ABD'de bulunan Mehmet Özdoğan, ABD Ulusal Bilimler akademisine seçildi.

İsviçre Basel Üniversitesi'nde görev yaptığı dönemlerde Ordinaryüs Prof. Dr. Gazi Yaşargil, sayısız uluslararası ödül aldı. Dünya çapında bir isim yaptı. 

Dün veya Bugün, İnsanlarımız neden hep dışarda başarılı oluyor. Ne yapmalıyız ki, bu beyinleri kaçırmayalım?

Sosyal Demokrasi Vakfı'nın 19 Mayıs Gençlik Araştırması Raporu'na göre, Türkiye'deki gençlerin yüzde 62.5'i yurt dışında yaşamak istiyor.

Yine; geçen yıl  Yeditepe Üniversitesi ve MAK Danışmanlık iş birliği ile yapılan 'Gençlik Araştırması'nın sonuçlarına göre; 18-29 yaş grubu arasında gençlerin yüzde 76'sı daha iyi bir gelecek için yurt dışında yaşamak istiyor.

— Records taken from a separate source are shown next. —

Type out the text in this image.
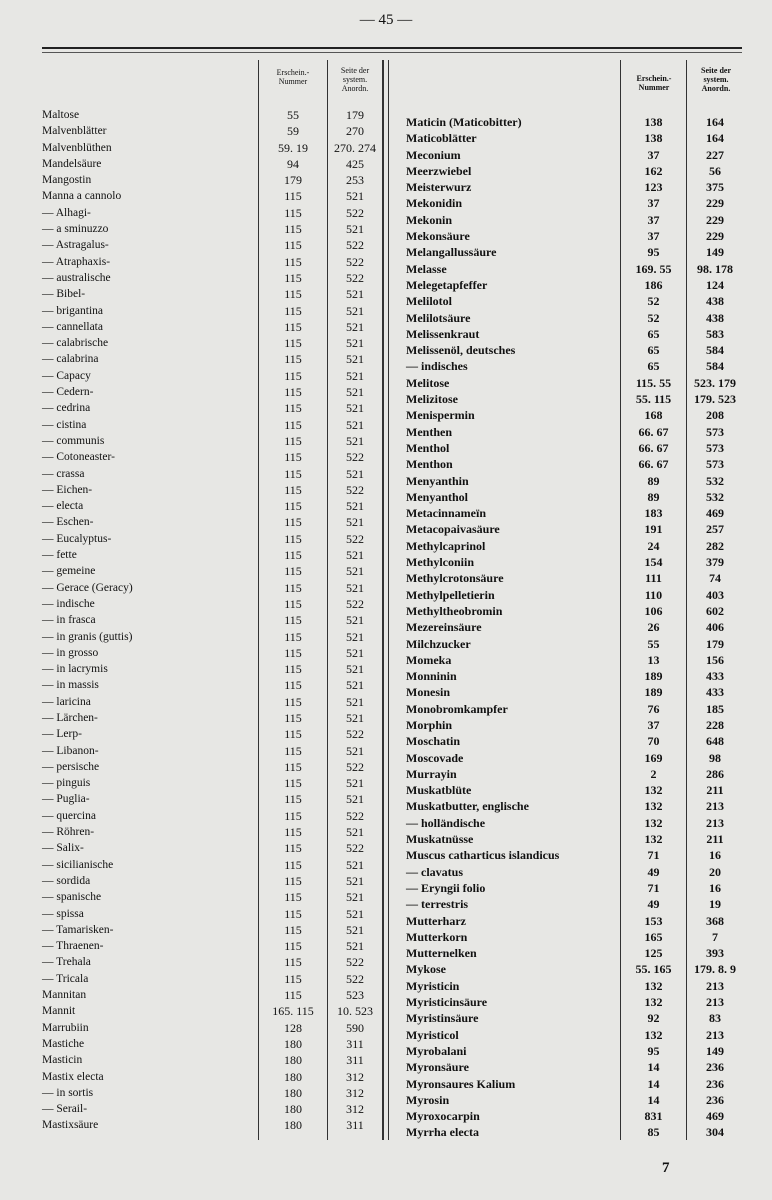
— 45 —
Erschein.- Nummer
Seite der system. Anordn.
Erschein.- Nummer
Seite der system. Anordn.
Maltose
Malvenblätter
Malvenblüthen
Mandelsäure
Mangostin
Manna a cannolo
— Alhagi-
— a sminuzzo
— Astragalus-
— Atraphaxis-
— australische
— Bibel-
— brigantina
— cannellata
— calabrische
— calabrina
— Capacy
— Cedern-
— cedrina
— cistina
— communis
— Cotoneaster-
— crassa
— Eichen-
— electa
— Eschen-
— Eucalyptus-
— fette
— gemeine
— Gerace (Geracy)
— indische
— in frasca
— in granis (guttis)
— in grosso
— in lacrymis
— in massis
— laricina
— Lärchen-
— Lerp-
— Libanon-
— persische
— pinguis
— Puglia-
— quercina
— Röhren-
— Salix-
— sicilianische
— sordida
— spanische
— spissa
— Tamarisken-
— Thraenen-
— Trehala
— Tricala
Mannitan
Mannit
Marrubiin
Mastiche
Masticin
Mastix electa
— in sortis
— Serail-
Mastixsäure
55
59
59. 19
94
179
115
115
115
115
115
115
115
115
115
115
115
115
115
115
115
115
115
115
115
115
115
115
115
115
115
115
115
115
115
115
115
115
115
115
115
115
115
115
115
115
115
115
115
115
115
115
115
115
115
115
165. 115
128
180
180
180
180
180
180
179
270
270. 274
425
253
521
522
521
522
522
522
521
521
521
521
521
521
521
521
521
521
522
521
522
521
521
522
521
521
521
522
521
521
521
521
521
521
521
522
521
522
521
521
522
521
522
521
521
521
521
521
521
522
522
523
10. 523
590
311
311
312
312
312
311
Maticin (Maticobitter)
Maticoblätter
Meconium
Meerzwiebel
Meisterwurz
Mekonidin
Mekonin
Mekonsäure
Melangallussäure
Melasse
Melegetapfeffer
Melilotol
Melilotsäure
Melissenkraut
Melissenöl, deutsches
— indisches
Melitose
Melizitose
Menispermin
Menthen
Menthol
Menthon
Menyanthin
Menyanthol
Metacinnameïn
Metacopaivasäure
Methylcaprinol
Methylconiin
Methylcrotonsäure
Methylpelletierin
Methyltheobromin
Mezereinsäure
Milchzucker
Momeka
Monninin
Monesin
Monobromkampfer
Morphin
Moschatin
Moscovade
Murrayin
Muskatblüte
Muskatbutter, englische
— holländische
Muskatnüsse
Muscus catharticus islandicus
— clavatus
— Eryngii folio
— terrestris
Mutterharz
Mutterkorn
Mutternelken
Mykose
Myristicin
Myristicinsäure
Myristinsäure
Myristicol
Myrobalani
Myronsäure
Myronsaures Kalium
Myrosin
Myroxocarpin
Myrrha electa
138
138
37
162
123
37
37
37
95
169. 55
186
52
52
65
65
65
115. 55
55. 115
168
66. 67
66. 67
66. 67
89
89
183
191
24
154
111
110
106
26
55
13
189
189
76
37
70
169
2
132
132
132
132
71
49
71
49
153
165
125
55. 165
132
132
92
132
95
14
14
14
831
85
164
164
227
56
375
229
229
229
149
98. 178
124
438
438
583
584
584
523. 179
179. 523
208
573
573
573
532
532
469
257
282
379
74
403
602
406
179
156
433
433
185
228
648
98
286
211
213
213
211
16
20
16
19
368
7
393
179. 8. 9
213
213
83
213
149
236
236
236
469
304
7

Gençleri hangi yaşta olurlarsa olsun başka ülkelere kaptırmak, Türkiye'nin dinamizmini düşürüyor. Hele hele önce eğitip uzman yapıp sonra kaybetmenin (beyin göçü) topluma maliyeti daha yüksek oluyor.

Vasıflı iş gücü yetiştirmek için her ülke büyük kaynaklar ayırır. Bir ülkenin yetiştirdiği vasıflı insanlar, gençler, bilim adamları, hekim, mühendis, başka ülkeye gidip, orada kalıp çalışmaya başlarsa, bu toplum tarafından katlanılan maliyetin atıl kalması demektir. Bu şekilde vasıflı işgücünün göçüne "Beyin göçü (brain drain)" deniliyor.

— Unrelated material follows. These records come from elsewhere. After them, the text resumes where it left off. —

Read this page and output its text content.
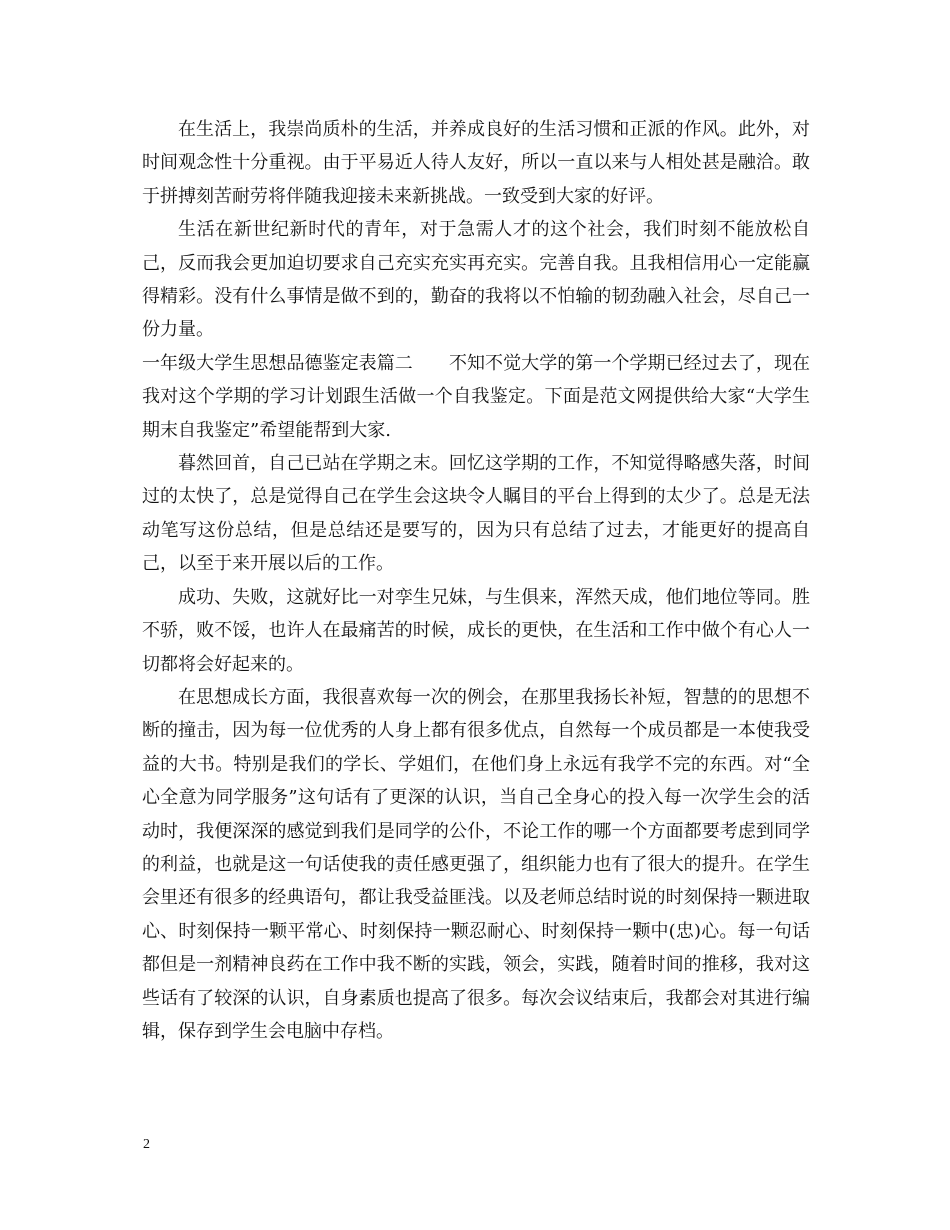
在生活上，我崇尚质朴的生活，并养成良好的生活习惯和正派的作风。此外，对时间观念性十分重视。由于平易近人待人友好，所以一直以来与人相处甚是融洽。敢于拼搏刻苦耐劳将伴随我迎接未来新挑战。一致受到大家的好评。

生活在新世纪新时代的青年，对于急需人才的这个社会，我们时刻不能放松自己，反而我会更加迫切要求自己充实充实再充实。完善自我。且我相信用心一定能赢得精彩。没有什么事情是做不到的，勤奋的我将以不怕输的韧劲融入社会，尽自己一份力量。

一年级大学生思想品德鉴定表篇二　　不知不觉大学的第一个学期已经过去了，现在我对这个学期的学习计划跟生活做一个自我鉴定。下面是范文网提供给大家“大学生期末自我鉴定”希望能帮到大家.

暮然回首，自己已站在学期之末。回忆这学期的工作，不知觉得略感失落，时间过的太快了，总是觉得自己在学生会这块令人瞩目的平台上得到的太少了。总是无法动笔写这份总结，但是总结还是要写的，因为只有总结了过去，才能更好的提高自己，以至于来开展以后的工作。

成功、失败，这就好比一对孪生兄妹，与生俱来，浑然天成，他们地位等同。胜不骄，败不馁，也许人在最痛苦的时候，成长的更快，在生活和工作中做个有心人一切都将会好起来的。

在思想成长方面，我很喜欢每一次的例会，在那里我扬长补短，智慧的的思想不断的撞击，因为每一位优秀的人身上都有很多优点，自然每一个成员都是一本使我受益的大书。特别是我们的学长、学姐们，在他们身上永远有我学不完的东西。对“全心全意为同学服务”这句话有了更深的认识，当自己全身心的投入每一次学生会的活动时，我便深深的感觉到我们是同学的公仆，不论工作的哪一个方面都要考虑到同学的利益，也就是这一句话使我的责任感更强了，组织能力也有了很大的提升。在学生会里还有很多的经典语句，都让我受益匪浅。以及老师总结时说的时刻保持一颗进取心、时刻保持一颗平常心、时刻保持一颗忍耐心、时刻保持一颗中(忠)心。每一句话都但是一剂精神良药在工作中我不断的实践，领会，实践，随着时间的推移，我对这些话有了较深的认识，自身素质也提高了很多。每次会议结束后，我都会对其进行编辑，保存到学生会电脑中存档。

2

Türkiye 1933 yılında Üniversite reformunu yaptı.  Darülfünun kaldırıldı. Adı İstanbul Üniversitesi oldu. İstanbul Üniversitesi'nin kuruluşu ve gelişmesi, Türkiye'ye göç eden Alman profesörlerin desteği ile gerçekleşti. Bunlardan bir kısmı da Ankara'da hizmet verdi; bir çoğu kamu reformunda görev aldı.

Türkiye beyin göçü alan bir ülke iken neden beyin göçü vermeye başladı?

Göç veren ülkeler gelişmekte olan ülkelerdir. Yani beyin göçü temelde gelişmekte olan ülkelerden gelişmiş ülkelere yönelik bir kaynak aktarımıdır. Beyin göçünün nedenleri, işsizlik, çalışma ve araştırma imkânları, demokrasi sorunu gibi çeşitli sorunlardır.

Türkiye'den beyin göçünün temelinde toplumun siyasi iktidar tarafından partizanlar ve muhalefet olarak kamplaştırılması geliyor. Demokrasi, hukuk alanında kayıplar da bir başka faktördür. Nihayet üç gençten birisi işsizdir.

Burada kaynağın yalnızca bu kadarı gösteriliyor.